Stepping out: Out there? I began sketching more at conferences, and owning it. Gently. I realized what a mental stretch it was to listen, synthesize and sketch all at once for at least an hour at a time. Yet I was in a complete state of flow as each speaker talked. My brain was exhausted but exhilarated, and adults—both those in the audience and the speakers themselves—loved the affirmation and the way I captured their thinking.
Epiphany. My students needed to experience this, too, and I couldn’t just tell them about it. It was no longer enough for them to watch me and simply add ideas. I needed to ensure they had opportunities to try it firsthand. I also needed others to join me. Through CTQ, I opened up my classroom to the internet world and published an article about Visual Notetaking in the Classroom, virtually inviting others to try visual notetaking and share their results. A HUGE step. My virtual network, comprised largely of CTQ colleagues, was incredibly supportive, but what I liked most at this time were their pushes on my thinking:
- How do you use visual notetaking for _______?
- How do you start using visual notetaking with _______?
- What if I can’t draw? How does that influence student learning?
Invitation: These questions invited dialogue, more transparency, and reflection, and I was now part of something bigger. I’d been invited to the proverbial table “out there”; I was energized and grateful to have this support which I hadn’t found locally. I was also excited to share, thanks to steadily increasing confidence that comes when your authentic self is accepted.
I continued to teach and use visual notes, but now through a lens of scientific inquiry. I’d learned that being transparent about classroom practices demands even more reflection and intention. What were other ways I could use visual notes in other content areas? With other students? And how would I know they worked?

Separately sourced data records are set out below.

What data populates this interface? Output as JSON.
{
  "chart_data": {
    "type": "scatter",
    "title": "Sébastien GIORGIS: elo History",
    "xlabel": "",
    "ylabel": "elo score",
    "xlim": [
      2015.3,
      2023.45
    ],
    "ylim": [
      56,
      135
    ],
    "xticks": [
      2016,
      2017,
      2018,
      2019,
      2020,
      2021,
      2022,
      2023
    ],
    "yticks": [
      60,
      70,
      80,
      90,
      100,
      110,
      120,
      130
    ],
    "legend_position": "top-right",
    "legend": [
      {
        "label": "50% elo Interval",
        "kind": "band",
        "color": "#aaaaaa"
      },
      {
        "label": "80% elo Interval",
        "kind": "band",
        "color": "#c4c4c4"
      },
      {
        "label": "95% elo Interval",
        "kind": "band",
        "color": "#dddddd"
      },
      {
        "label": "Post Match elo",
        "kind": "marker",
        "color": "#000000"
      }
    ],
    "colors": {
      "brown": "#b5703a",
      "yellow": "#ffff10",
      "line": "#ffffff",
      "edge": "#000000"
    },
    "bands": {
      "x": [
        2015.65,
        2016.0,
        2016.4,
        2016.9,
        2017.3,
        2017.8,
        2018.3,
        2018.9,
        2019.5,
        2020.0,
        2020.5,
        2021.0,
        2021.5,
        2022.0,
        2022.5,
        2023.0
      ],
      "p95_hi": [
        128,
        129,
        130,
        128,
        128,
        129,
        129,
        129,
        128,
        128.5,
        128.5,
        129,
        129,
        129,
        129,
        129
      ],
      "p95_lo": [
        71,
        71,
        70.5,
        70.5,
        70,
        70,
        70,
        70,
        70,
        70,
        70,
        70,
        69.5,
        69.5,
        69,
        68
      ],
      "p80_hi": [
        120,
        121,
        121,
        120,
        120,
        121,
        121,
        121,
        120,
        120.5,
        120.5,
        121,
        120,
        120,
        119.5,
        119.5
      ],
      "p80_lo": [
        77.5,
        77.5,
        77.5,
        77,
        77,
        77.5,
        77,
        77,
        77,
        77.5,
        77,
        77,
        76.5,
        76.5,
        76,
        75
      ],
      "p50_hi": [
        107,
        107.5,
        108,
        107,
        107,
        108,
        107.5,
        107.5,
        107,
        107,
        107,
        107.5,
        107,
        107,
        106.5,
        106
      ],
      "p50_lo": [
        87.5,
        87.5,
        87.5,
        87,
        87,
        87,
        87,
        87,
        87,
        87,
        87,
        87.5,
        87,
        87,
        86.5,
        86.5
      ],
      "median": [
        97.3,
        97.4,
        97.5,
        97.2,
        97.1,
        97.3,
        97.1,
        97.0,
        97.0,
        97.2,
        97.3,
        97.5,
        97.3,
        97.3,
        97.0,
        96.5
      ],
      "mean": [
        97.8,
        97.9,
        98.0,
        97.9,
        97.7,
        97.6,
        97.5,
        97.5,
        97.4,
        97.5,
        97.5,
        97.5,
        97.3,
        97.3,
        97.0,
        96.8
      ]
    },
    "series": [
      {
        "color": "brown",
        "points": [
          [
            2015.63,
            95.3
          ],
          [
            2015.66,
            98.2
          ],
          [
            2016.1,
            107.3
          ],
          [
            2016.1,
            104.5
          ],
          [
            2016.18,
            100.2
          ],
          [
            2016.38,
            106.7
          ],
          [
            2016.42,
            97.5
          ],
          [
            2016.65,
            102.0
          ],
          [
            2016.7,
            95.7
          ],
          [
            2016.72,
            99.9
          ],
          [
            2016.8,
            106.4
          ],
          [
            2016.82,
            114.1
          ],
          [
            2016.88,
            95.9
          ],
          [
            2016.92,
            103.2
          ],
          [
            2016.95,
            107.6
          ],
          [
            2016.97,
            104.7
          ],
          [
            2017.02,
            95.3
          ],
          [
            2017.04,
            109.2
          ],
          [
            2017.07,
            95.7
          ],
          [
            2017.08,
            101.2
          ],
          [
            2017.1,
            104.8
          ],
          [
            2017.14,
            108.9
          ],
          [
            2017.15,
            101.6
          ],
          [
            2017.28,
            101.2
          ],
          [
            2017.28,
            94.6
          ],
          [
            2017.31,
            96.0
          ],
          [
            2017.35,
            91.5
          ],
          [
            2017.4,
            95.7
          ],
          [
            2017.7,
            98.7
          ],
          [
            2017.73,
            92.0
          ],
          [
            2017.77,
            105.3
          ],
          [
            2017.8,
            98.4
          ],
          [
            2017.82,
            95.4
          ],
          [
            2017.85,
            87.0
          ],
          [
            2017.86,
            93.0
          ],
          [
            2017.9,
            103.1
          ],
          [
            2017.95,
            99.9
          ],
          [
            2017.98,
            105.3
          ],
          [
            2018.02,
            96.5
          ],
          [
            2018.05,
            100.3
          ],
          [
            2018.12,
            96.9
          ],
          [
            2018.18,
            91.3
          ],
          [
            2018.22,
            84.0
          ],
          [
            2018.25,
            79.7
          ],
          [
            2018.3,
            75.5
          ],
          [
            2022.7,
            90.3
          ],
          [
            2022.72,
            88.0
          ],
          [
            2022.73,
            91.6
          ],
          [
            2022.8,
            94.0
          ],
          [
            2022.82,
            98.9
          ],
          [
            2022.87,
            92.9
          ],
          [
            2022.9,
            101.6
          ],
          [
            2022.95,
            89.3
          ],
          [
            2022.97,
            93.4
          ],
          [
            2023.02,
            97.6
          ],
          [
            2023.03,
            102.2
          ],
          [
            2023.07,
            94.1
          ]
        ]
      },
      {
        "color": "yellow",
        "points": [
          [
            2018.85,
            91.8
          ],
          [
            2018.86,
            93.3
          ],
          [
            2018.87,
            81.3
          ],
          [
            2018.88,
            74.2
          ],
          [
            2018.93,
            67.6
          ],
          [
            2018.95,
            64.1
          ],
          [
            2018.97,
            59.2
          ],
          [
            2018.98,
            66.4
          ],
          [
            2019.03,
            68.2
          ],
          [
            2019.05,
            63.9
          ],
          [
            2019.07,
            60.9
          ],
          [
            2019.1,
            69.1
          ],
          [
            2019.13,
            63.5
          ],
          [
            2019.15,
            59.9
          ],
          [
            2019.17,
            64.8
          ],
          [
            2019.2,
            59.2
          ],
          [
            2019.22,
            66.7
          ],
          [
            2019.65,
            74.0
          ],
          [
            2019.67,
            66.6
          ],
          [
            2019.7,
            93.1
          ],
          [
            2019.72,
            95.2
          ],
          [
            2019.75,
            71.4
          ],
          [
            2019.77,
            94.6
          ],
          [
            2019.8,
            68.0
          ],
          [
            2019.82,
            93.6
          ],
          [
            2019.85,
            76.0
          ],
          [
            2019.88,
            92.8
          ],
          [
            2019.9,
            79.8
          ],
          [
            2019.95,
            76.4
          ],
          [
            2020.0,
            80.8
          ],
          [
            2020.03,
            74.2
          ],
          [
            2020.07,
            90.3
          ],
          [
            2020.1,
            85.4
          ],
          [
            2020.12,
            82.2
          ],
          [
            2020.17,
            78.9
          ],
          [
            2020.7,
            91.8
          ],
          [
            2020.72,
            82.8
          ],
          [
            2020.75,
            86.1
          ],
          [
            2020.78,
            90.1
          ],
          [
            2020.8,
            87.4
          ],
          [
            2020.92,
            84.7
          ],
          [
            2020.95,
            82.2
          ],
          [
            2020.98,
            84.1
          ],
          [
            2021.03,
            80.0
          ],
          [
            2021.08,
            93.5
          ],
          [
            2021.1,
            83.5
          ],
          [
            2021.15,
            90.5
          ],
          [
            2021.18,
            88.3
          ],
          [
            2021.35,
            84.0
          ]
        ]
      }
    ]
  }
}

Opportunity: Not long after my article was published, the phone rang. It was an invitation from the editor of a publishing company: “Would you be interested in writing a book about this?” Incredulous, I took notes while she talked, and upon ending the conversation, I immediately called my friend at CTQ. “What do you think? What do you know about this company? Is this legit?” She was thrilled for me. Yes, it was legit. Yes, the company was fantastic. And yes, I accepted the invitation.
My book has now been published, but the next phase of this journey is just beginning. Throughout this process, my PLN has expanded exponentially, and now I have the confidence to jump in and invite others to that transformative table, with support, feedback, and gratitude. I have also, through the years of struggles and successes, learned to honor my authentic self because it was, and is, accepted and nourished by so many others along the way.
Takeaways: Through each step of my growing leadership journey, I’ve been bolstered by the understanding that I no longer represent just me; instead, I’ve learned that my work and desire to help student learning represent the teaching profession as a whole. Teachers ARE leaders, and these five transformative takeaways now inform my daily work:
- An effective teacher leader community is about the “do,” not the “be.” I’ve learned to focus on solutions, and how to take the “so what?” to the “now what?” phase.
- Teacher leaders push each other to be better through support and feedback rather than competition. I’ve learned to seek, trust, care about, then elevate, the potential in others.
- Teacher leaders take their work and expertise outside their classroom (or make it transparent). I’ve learned it’s no longer enough to just do what we do; sharing is advocacy.
- Teacher leaders need to be authentic because people, and the human element, matter deeply. We are human. And I’ve learned that that’s ok.
- We as teacher leaders have a responsibility to support and encourage others using our hands, hearts, and voices. I’ve learned that we must always, always, lift as we rise.